Christ calls us from the lakeside knowing that we are more than the sum of our achievements and much than the trail of our failures. Perhaps you are too busy to hear him. Or just too happy and content with what you’ve got. Or too sad or too angry to respond. Or perhaps you do want to respond, but are not sure how to. You sense that he has been around you for years, decades, even before birth.

I often watch the fishermen here who come to Hotwalls and sit for hours with a rod and a line, quite content in a state which is somewhere between dreaming and alertness. Fishing is like what the traditions of faith call contemplation. An attentiveness that is expansive and timeless. That is the loving gaze in which Christ holds us.

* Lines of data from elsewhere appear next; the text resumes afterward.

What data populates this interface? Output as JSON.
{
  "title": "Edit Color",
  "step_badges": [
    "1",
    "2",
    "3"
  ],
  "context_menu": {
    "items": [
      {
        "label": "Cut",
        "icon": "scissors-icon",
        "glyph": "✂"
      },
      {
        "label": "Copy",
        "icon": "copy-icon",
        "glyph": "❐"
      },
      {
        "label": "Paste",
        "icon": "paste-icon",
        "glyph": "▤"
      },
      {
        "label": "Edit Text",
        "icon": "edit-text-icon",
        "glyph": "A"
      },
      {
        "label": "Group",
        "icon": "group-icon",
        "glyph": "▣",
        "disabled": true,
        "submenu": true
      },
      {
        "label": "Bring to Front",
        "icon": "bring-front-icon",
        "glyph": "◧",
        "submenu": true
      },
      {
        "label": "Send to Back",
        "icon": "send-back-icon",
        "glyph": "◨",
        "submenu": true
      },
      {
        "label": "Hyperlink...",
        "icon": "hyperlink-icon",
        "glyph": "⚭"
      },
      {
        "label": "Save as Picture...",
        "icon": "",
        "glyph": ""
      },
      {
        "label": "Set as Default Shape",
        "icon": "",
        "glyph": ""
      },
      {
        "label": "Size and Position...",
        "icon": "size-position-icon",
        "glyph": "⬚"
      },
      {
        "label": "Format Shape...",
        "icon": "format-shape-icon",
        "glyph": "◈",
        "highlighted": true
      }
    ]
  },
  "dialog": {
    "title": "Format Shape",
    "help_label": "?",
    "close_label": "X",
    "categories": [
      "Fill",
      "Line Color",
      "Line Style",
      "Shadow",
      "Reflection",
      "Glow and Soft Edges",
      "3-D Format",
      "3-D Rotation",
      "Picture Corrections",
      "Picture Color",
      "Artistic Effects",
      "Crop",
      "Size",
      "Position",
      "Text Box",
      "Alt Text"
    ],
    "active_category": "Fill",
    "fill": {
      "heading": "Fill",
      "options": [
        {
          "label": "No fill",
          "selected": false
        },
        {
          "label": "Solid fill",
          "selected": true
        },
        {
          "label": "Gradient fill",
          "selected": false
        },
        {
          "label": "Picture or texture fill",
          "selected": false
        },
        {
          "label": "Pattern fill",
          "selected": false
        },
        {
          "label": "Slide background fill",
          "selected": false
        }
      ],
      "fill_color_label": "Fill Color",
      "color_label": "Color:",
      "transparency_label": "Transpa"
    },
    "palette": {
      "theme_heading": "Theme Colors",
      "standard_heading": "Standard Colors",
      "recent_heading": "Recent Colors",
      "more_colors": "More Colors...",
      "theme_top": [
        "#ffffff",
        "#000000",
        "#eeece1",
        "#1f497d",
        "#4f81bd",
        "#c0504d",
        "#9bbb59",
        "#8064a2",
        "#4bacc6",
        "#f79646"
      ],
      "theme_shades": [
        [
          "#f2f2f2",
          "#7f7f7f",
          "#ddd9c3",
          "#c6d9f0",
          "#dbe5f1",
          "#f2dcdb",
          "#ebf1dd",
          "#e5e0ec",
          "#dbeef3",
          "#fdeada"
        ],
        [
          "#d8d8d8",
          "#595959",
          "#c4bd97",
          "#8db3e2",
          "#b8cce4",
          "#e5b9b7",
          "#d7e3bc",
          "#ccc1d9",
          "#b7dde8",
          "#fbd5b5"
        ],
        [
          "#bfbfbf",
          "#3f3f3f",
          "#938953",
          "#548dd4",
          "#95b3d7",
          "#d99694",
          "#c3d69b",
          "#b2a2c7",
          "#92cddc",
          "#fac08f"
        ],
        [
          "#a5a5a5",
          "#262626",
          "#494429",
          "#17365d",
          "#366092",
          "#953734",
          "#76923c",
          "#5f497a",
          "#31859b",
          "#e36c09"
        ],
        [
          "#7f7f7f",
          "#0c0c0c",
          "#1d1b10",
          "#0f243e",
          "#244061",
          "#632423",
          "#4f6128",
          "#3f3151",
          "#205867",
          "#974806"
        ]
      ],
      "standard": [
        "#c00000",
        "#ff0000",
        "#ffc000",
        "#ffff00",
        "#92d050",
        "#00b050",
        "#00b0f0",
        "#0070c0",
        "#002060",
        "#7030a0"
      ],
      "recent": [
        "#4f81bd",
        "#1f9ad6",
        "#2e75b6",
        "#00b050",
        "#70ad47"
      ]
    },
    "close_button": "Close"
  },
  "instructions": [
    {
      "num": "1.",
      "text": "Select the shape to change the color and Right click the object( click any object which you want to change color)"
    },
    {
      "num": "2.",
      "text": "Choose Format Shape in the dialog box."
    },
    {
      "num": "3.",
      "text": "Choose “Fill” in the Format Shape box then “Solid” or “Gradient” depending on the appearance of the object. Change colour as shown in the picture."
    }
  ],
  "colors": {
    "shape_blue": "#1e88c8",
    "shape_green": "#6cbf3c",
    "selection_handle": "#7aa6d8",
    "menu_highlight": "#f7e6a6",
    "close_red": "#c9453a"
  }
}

Our life is our mission field, our mission field is that lake, that place of mystery and depth and potential. If Christ calls you he calls you to be like him, a stranger in this world on the shore of Galilee, waiting and watching, loving and hoping, secure in the immensity of God’s riches and in the dignity of your own person, called to be a fisher of men, with your nets or your rod and line, or just your bucket and shrimp net, all angled by God to reveal the kingdom. There is a place for overt evangelism. But in a loud and noisy world and a sometimes shouty church this is about becoming the kind of person whose very life proclaims the kingdom of God. There is no other call so urgent, and yet the one who calls is infinitely patient, waiting and watching for you. Here in the Eucharist, here in the broken bread, held out, just for you, and you and you and you. ‘The time is fulfilled and the kingdom of God has come near. Repent and believe in the Gospel’. There is more to fishing than catching fish.